Born in Cairo, Egypt and raised in California, Wahbi is passionate about developing solutions to public health issues that impact the health of communities of color. He started his higher education at Pasadena Community College and arrived to SPH with a BS in neurobiology and physiology, along with public health experience conducting epidemiologic research on substance use at the Los Angeles Department of Public Health. He had also worked in research and health education with an NGO that served a marginalized Muslim community in the southern Philippines.
As he completed the Community Assessment, Program Design, Implementation, and Evaluation certificate at SPH, Wahbi continued to pursue his research interests in substance use disorders, with interventions geared toward marginalized populations. Soon after he began the MPH program in September 2018, Wahbi became a research assistant in the Clinical Addiction Research and Education unit at Boston Medical Center, where he conducted preliminary analyses for Project RECOVER, an Office of Minority Health-funded study that aims to understand the role of peer recovery coaches on black and Latinx individuals receiving treatment for substance use. Soon after, he became the program coordinator of the project.

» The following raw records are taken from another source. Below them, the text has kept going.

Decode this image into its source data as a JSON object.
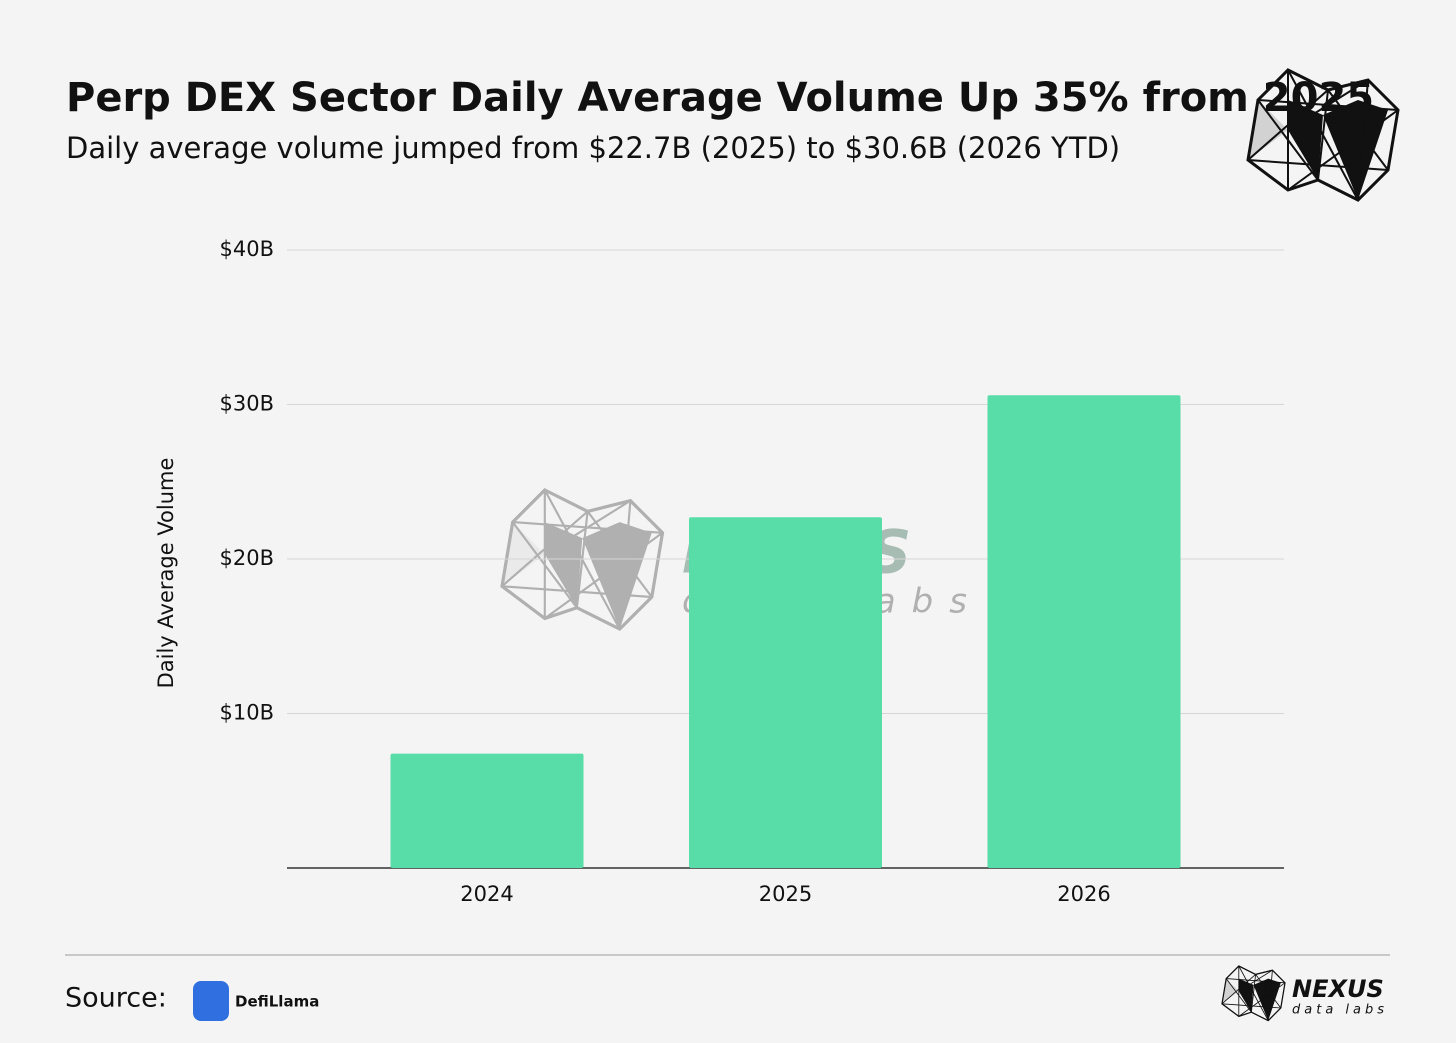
{
  "chart_data": {
    "type": "bar",
    "title": "Perp DEX Sector Daily Average Volume Up 35% from 2025",
    "subtitle": "Daily average volume jumped from $22.7B (2025) to $30.6B (2026 YTD)",
    "y_label": "Daily Average Volume",
    "categories": [
      "2024",
      "2025",
      "2026"
    ],
    "values": [
      7.4,
      22.7,
      30.6
    ],
    "color": "#58dca8",
    "ylim": [
      0,
      40
    ],
    "yticks": [
      {
        "value": 10,
        "label": "$10B"
      },
      {
        "value": 20,
        "label": "$20B"
      },
      {
        "value": 30,
        "label": "$30B"
      },
      {
        "value": 40,
        "label": "$40B"
      }
    ],
    "grid": true
  },
  "footer": {
    "source_label": "Source:",
    "source_name": "DefiLlama"
  },
  "brand": {
    "name": "NEXUS",
    "tagline": "data labs"
  }
}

For his practicum, Rafik spent summer 2019 with Health Resources in Action (HRIA), a Boston-based public health organization. At HRIA, he worked on the Massachusetts Community Health Fund, in collaboration with the Department of Public Health. The fund was designed to address institutional and structural barriers to health including racism, poverty and power imbalances. After finishing his practicum, he was invited by HRIA and DPH to be a part of the fund review committee to help decide which projects would get funded.

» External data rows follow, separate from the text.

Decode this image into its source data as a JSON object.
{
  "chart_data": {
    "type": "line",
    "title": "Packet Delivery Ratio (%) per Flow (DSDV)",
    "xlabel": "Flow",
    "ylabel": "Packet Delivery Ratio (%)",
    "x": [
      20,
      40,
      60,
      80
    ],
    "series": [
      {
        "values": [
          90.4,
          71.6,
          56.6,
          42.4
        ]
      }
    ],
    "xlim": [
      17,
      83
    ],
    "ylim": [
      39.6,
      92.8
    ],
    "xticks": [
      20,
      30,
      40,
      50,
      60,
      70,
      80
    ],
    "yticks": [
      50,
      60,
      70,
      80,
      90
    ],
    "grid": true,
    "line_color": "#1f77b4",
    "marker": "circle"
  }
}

Last summer, Wahbi also designed and taught a hip-hop writing course to incarcerated individuals receiving treatment for substance use disorder at the Suffolk County House of Correction. Funded by an Activist Bucks grant from the SPH Activist Lab, Wahbi says the eight-week project was a way “to advocate for those in our carceral system” and “help the participants process their substance use and incarceration.” The classes were so well received that Wahbi recruited seven fellow SPH students to join an expanded version of the project at the House of Correction. Now called the Prison Art and Advocacy Project, the project will offer two hip-hop classes, one facilitated by local Boston artists, as well other art and mental health-related programming.
Wahbi joined the Students of Color for Public Health student organization in his first semester at SPH, and soon joined the group’s executive board, first as the events coordinator and then as the president. He also served as a teaching assistant for the Quantitative Methods for Public Health and Qualitative Research Methods courses. He has presented his research on substance use disorder, as well as the Activist Bucks project, at local and national conferences.

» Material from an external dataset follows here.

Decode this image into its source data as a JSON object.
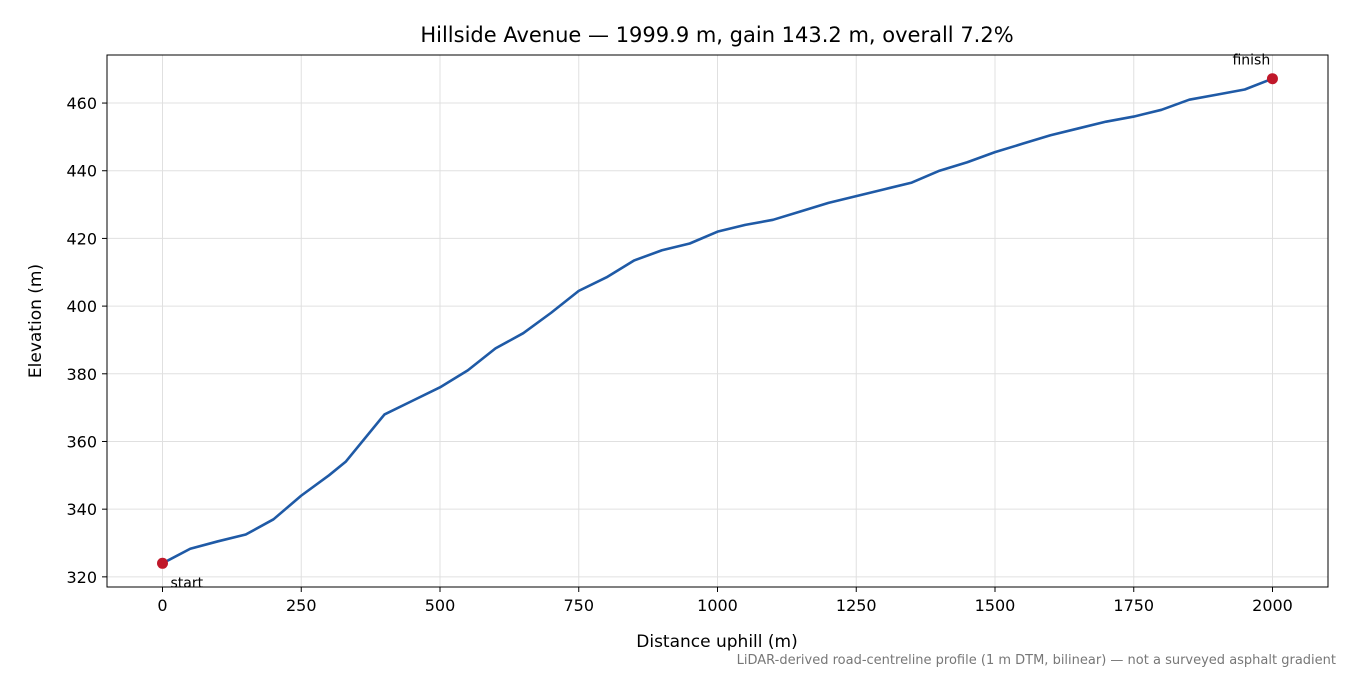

“I think I have successfully lived out the school’s mission of ‘Think. Teach. Do.,” says Wahbi, adding that it was important to him to help SPH “continue to be a place for students to thrive.”
In one nomination letter, MPH candidate Tierra Holmes (SPH’20), wrote that Wahbi “applies a health equity lens to promote social justice for people of color.” In another nomination letter, MPH candidate Leah Stansky (SPH’20) wrote that Wahbi “is a true leader of our community who perfectly embraces SPH’s core values and mission.”